As we merged back on highway 3, we drove north towards Denali National Park. Around 1:30 PM, we stopped at Denali Viewpoint South and an hour later at Denali Viewpoint North, for breathtaking views of the Alaska Range. The landscape here felt endless, like the mountains were marching toward the sky.

We reached the Denali Visitor Center by 4:30 PM. It was easily one of the best visitor centers we had ever seen. Wide wooden halls, friendly rangers, and exhibits explaining the park’s vastness. Denali National Park covers 6 million acres, an enormous wilderness of tundra, taiga forest, braided rivers, glaciers, and mountains. Geologically, the Alaska Range here is still rising—Denali itself grows a few millimeters every year due to tectonic uplift from the Pacific Plate pushing under North American plate. It was protected in 1917 to preserve wildlife, especially Dall sheep. Today, it stands as one of the last truly wild landscapes in America. We watched a short film in the visitor center’s theater—a beautiful reminder of how special this land is.

We drove our RV up to 15 miles into the park up to Savage River.

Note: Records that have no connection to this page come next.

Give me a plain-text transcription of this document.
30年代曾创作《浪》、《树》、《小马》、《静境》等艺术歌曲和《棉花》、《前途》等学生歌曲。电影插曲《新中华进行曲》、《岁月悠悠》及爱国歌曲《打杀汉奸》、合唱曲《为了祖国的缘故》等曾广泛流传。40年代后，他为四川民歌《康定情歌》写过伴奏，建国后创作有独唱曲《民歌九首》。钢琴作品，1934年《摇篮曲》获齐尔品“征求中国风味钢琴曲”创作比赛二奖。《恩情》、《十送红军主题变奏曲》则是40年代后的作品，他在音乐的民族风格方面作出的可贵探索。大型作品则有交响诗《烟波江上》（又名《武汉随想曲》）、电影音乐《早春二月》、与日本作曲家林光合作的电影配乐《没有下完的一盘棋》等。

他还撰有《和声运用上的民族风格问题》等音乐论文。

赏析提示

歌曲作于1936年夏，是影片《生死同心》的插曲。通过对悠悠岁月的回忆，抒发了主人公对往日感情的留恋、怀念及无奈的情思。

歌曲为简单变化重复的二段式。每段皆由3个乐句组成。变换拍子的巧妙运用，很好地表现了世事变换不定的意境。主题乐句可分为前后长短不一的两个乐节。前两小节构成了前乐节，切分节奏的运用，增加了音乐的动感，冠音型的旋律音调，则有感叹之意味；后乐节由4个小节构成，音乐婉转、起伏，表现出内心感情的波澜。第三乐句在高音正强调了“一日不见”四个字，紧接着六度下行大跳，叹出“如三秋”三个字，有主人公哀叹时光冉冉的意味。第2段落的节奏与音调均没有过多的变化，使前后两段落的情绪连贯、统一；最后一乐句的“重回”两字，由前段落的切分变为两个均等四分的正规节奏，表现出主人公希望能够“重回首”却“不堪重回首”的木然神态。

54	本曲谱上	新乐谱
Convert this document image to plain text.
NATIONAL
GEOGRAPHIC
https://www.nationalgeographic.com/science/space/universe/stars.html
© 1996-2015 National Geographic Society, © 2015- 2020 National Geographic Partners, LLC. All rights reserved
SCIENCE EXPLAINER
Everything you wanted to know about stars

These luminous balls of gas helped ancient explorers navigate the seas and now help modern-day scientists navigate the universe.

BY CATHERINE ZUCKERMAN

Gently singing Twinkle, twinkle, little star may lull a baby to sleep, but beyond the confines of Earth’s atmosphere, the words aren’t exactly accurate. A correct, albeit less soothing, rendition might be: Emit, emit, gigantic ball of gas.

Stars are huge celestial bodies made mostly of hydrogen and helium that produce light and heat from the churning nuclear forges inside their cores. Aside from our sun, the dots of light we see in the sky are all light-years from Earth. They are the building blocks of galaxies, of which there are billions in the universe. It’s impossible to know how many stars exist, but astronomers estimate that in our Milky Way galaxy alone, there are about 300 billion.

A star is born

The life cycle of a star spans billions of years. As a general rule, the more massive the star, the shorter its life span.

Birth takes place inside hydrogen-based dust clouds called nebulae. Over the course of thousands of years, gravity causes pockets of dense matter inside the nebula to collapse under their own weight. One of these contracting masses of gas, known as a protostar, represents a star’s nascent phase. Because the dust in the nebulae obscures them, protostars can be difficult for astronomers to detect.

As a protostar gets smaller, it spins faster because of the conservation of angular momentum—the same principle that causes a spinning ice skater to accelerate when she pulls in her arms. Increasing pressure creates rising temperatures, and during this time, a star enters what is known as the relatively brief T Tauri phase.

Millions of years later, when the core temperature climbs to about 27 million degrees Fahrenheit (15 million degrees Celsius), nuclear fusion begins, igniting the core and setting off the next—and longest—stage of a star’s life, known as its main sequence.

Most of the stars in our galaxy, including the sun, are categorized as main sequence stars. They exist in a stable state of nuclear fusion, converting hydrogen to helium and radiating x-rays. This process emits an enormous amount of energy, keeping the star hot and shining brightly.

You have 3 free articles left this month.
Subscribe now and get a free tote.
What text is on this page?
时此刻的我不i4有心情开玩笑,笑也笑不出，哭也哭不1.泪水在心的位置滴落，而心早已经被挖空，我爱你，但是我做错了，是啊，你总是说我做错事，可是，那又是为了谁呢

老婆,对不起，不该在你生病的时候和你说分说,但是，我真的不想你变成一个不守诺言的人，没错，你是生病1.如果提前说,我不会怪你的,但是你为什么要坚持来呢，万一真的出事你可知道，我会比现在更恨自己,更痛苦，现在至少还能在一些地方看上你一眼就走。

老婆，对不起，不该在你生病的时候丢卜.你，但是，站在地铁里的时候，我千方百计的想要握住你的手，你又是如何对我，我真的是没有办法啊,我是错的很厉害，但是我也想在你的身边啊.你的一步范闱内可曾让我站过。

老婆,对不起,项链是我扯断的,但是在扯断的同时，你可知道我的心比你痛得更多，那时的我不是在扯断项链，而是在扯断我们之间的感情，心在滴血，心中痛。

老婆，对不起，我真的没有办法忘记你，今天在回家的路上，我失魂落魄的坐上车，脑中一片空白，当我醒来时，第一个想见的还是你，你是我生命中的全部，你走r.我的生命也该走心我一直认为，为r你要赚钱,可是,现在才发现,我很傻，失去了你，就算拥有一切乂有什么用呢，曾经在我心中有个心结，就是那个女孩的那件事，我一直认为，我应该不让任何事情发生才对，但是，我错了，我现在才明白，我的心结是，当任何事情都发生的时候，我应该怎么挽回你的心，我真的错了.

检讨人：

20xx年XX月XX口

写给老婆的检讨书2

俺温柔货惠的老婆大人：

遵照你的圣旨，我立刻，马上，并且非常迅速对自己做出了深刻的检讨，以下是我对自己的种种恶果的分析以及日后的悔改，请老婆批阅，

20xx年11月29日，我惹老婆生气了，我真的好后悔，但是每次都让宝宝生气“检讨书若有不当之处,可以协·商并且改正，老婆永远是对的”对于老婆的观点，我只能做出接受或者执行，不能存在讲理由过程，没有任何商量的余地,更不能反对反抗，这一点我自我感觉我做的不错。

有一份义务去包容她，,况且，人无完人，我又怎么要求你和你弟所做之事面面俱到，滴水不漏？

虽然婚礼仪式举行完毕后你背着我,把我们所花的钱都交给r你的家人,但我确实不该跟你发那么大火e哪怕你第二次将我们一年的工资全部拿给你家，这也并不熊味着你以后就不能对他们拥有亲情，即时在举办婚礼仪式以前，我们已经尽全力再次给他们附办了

Beyond that, only the Denali bus system can take you deeper—up to 42 miles—so that the wilderness stays untouched. By 7 PM, we reached Riley Campground. A very important note: you must stop at the Mercantile first to get your camping permit. The campground is no-hookup, but Mercantile has paid showers, restrooms, and water-sewer dump points.

Dinner was warm egg curry and chapati, perfect after a long day. The night ended with a competitive game of Phase 10 and laughter under the soft midnight Alaskan light.

Mt. Denali or Mt. McKinley?

Mt. Denali was known to Alaska Natives for millennia as Denali (“The High One”) versus its colonial-era renaming to Mount McKinley. After decades of discussion, the U.S. officially restored its original Native name in 2015, honoring cultural heritage and land identity, but Trump administration changed it back to Mt. McKinley in 2025. While this drama continues, most people still refer to it as its true native name.